It was in the defence of Amiens on March 26, 1918 the British were in a state of rout when German troops fell on the British force and overwhelmed it within hours.
Newly appointed General of the Australian third division, General Monash was sent to Montigny where the British High Command were glad to see him. While Monash was being briefed on the tactical situation, Australian soldiers were already moving to the front line. The refugees, going in the opposite direction of the battle, sighted the Australians and all at once their confidence grew and they began to unload their carts or return home. One villager told the advancing Australians, “You will hold them.”
Monash spent most of the night telephoning his orders and organising transport for his troops. One of the retreating British soldiers shouted to the Australian soldiers who were climbing onto buses, “You’re going the wrong way Digger!”

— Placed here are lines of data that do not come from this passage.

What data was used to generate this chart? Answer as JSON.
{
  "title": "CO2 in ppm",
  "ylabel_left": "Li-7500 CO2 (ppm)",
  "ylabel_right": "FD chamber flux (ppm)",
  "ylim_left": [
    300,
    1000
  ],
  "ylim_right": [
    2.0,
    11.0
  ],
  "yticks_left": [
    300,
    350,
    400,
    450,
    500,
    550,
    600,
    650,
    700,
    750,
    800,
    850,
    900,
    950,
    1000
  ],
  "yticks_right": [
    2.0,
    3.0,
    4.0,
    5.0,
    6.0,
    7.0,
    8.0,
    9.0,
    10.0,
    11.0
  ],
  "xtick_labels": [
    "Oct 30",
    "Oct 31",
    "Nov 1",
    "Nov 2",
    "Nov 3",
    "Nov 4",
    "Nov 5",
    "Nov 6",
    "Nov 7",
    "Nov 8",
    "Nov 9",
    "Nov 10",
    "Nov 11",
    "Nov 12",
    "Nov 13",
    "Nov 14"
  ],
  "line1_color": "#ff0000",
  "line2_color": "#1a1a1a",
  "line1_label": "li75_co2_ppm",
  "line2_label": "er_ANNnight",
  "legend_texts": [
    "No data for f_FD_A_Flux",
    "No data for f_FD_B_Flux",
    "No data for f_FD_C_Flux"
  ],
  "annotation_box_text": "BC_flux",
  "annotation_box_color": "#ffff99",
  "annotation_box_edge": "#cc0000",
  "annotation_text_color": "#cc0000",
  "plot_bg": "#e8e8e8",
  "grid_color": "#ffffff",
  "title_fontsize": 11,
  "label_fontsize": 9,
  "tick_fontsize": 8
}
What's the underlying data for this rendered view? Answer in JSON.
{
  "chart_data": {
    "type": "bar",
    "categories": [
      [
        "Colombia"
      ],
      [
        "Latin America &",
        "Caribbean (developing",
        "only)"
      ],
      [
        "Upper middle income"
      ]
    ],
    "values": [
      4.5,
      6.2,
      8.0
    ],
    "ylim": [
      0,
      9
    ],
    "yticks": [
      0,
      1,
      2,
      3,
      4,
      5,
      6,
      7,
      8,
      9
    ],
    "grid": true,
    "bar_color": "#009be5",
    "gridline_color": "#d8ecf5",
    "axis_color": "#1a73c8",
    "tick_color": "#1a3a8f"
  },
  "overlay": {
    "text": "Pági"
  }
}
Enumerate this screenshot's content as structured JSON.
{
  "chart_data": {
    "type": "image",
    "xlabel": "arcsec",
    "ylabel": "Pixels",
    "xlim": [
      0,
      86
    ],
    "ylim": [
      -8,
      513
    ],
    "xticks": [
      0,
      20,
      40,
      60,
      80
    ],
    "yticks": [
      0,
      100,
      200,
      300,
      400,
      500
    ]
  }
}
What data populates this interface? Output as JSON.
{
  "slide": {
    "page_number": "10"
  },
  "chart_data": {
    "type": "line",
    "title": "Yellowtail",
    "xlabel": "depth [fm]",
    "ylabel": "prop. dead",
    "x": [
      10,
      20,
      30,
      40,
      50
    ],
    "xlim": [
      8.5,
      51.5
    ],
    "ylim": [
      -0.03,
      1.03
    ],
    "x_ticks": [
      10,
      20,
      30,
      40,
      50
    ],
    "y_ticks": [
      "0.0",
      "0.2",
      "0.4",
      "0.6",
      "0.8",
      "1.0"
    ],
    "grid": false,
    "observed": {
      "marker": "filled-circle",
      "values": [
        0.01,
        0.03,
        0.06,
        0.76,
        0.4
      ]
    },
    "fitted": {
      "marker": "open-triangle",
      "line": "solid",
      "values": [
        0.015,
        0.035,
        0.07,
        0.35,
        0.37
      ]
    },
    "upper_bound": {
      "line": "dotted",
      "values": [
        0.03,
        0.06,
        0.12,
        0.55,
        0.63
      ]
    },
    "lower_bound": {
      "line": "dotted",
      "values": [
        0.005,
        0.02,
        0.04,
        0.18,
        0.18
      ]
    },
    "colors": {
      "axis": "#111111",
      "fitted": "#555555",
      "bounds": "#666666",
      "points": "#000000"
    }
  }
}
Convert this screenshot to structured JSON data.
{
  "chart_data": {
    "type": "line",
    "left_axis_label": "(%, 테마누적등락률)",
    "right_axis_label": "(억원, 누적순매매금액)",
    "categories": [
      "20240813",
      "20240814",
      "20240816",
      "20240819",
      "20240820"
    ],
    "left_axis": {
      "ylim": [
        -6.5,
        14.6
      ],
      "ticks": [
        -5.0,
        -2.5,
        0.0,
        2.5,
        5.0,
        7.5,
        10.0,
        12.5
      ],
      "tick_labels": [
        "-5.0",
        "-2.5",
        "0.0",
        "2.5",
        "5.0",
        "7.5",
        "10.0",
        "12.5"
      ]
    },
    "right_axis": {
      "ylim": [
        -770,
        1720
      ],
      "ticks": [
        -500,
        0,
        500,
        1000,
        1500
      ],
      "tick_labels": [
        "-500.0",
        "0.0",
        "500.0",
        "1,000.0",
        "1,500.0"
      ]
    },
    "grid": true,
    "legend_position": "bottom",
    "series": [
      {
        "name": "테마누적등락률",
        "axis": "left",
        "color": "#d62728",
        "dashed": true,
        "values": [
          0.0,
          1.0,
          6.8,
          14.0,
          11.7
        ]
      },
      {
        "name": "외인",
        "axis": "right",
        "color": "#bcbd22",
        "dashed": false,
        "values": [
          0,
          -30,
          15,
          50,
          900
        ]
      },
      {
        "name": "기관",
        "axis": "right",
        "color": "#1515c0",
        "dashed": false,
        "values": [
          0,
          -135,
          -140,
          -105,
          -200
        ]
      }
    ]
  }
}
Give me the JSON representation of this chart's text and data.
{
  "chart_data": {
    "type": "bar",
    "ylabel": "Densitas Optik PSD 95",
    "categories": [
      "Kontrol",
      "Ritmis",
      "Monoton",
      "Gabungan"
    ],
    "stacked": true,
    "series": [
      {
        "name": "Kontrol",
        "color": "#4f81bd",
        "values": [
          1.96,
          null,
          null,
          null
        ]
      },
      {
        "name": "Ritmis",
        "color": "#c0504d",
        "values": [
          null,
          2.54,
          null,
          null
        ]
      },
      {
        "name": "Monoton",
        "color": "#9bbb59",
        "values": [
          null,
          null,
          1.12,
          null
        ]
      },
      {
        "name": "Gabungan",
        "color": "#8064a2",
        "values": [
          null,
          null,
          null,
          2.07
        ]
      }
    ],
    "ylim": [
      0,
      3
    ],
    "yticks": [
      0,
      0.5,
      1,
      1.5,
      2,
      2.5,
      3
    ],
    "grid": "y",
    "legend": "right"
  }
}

The second, third and fifth divisions were now taking up positions in the vicinity of Villers-Bretonneux, a name which reverberates far into present time. Villers-Bretonneux still observes Anzac Day each year with a salute to the Australian flag and laying of wreaths at the Great Australian Cemetery. The town’s schoolrooms bear the simple message on the wall, “N’oubliez jamais l’Australie,” (Never forget Australia).
Stories and poems have been written about “the war to end all wars”, but the battlefields saw not one of glamour, heroics and manly pride, it was butchery where rivers of blood destroyed the romance of battle. Australians were by nature peace loving. They were mistakenly thought by the British standards as undisciplined and lacking the fortitude in battle; the British were yet to discover their estimation was wrong.
By the end of 1918, the standing of the Aussie soldier, airman and sailor was of high praise. For a country with less than 5 million people, they were seen to be 'punching above their weight’ and were the only country to not introduce conscription. They were all volunteers. We salute those men and women who did their duty so bravely so long ago.